Un altro importante segnale di novità riguarda le aperture del sindacato nei confronti di esperienze pilota come lo stoccaggio della CO2 in acque marine. Ne ha parlato su “Collettiva.it”, la piattaforma Cgil, l’ingegner Sergio Persoglia, già direttore di dipartimento e ora associato dell’Istituto Nazionale di Oceanografia e di Geofisica Sperimentale di Trieste.

La scala mobile dei pensionati

Ma prima di guardare agli scenari futuri – per completare il quadro del rapporto tra redditi e prezzi – c’è da ricordare una notizia positiva per i pensionati: la perequazione delle pensioni sulla base dell’aumento del costo della vita.
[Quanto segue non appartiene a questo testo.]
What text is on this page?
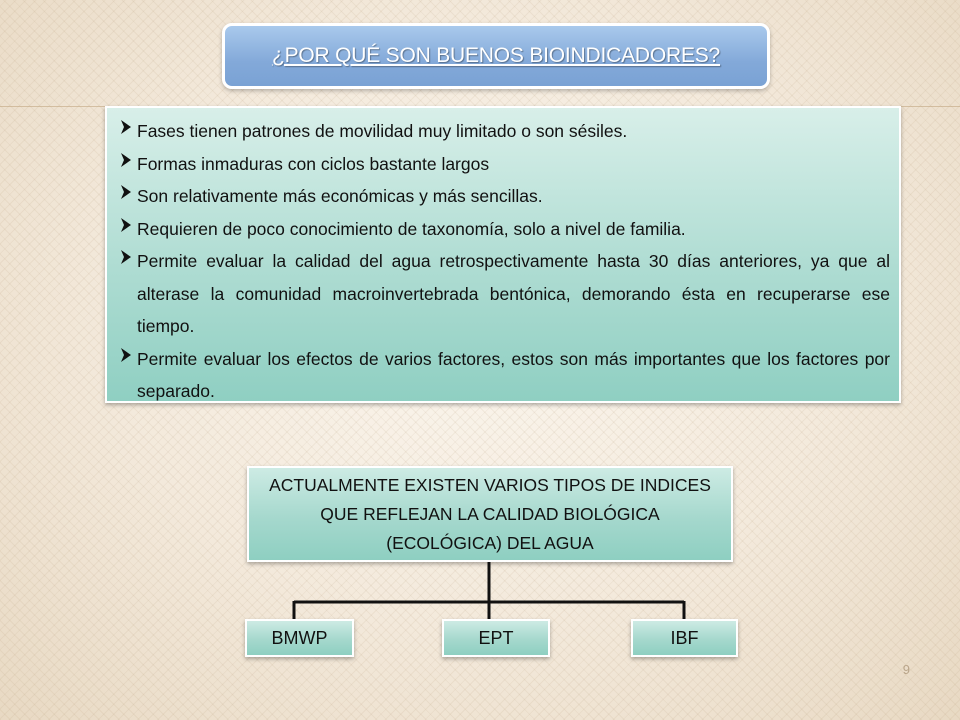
¿POR QUÉ SON BUENOS BIOINDICADORES?
Fases tienen patrones de movilidad muy limitado o son sésiles.
Formas inmaduras con ciclos bastante largos
Son relativamente más económicas y más sencillas.
Requieren de poco conocimiento de taxonomía, solo a nivel de familia.
Permite evaluar la calidad del agua retrospectivamente hasta 30 días anteriores, ya que al alterase la comunidad macroinvertebrada bentónica, demorando ésta en recuperarse ese tiempo.
Permite evaluar los efectos de varios factores, estos son más importantes que los factores por separado.
ACTUALMENTE EXISTEN VARIOS TIPOS DE INDICES QUE REFLEJAN LA CALIDAD BIOLÓGICA (ECOLÓGICA) DEL AGUA
BMWP	EPT	IBF
9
Si tratta dell’unico automatismo rimasto in vigore dopo la cancellazione della scala mobile che adeguava le retribuzioni all’inflazione. La perequazione, la “scala mobile” dei pensionati, è fondamentale per evitare la vera e propria erosione del valore delle rendite lorde mensili, ma non è considerata sufficiente dai sindacati dei pensionati.

Nel novembre 2021, un decreto ministeriale ha previsto l’adeguamento delle pensioni anche per il 2022. E questo comporterà incrementi diversificati a seconda della pensione lorda mensile: si va dai 110 euro l’anno per pensioni sui 500 euro lordi a circa 440 euro per pensioni sopra i 2000 euro, parlando sempre d’incrementi annui. “Bisogna però stare attenti alle semplificazioni – spiega Valter Cavasin del dipartimento previdenza dello Spi Cgil nazionale –, spesso infatti i giornali parlano di aumenti delle pensioni. In realtà le norme sulla perequazione sono state pensate e applicate per permettere un recupero parziale della perdita del potere d’acquisto. È chiaro, quindi, che non si può parlare di aumenti delle pensioni nel 2022, ma di un adeguamento che per forza di cose (siccome è riferito alla dinamica dei prezzi dell’anno precedente) è sempre in ritardo”. 

Per questo lo Spi continua a battersi per un vero adeguamento al costo della vita, da realizzare con più strumenti a cominciare dall’aumento del valore della quattordicesima mensilità insieme all’allargamento della platea dei beneficiari. Oggi sono compresi i pensionati con un reddito fino a due volte il trattamento minimo: lo Spi chiede di estenderlo fino a tre volte. Infine una particolare attenzione, sempre per le piattaforme unitarie dei sindacati dei pensionati, dovrà essere dedicata al sistema fiscale che penalizza il reddito da pensione rispetto a quello dei lavoratori dipendenti. Una condizione che anche l’ultimo intervento sul fisco non ha sanato. I pensionati italiani sono oggi i più tartassati in Europa.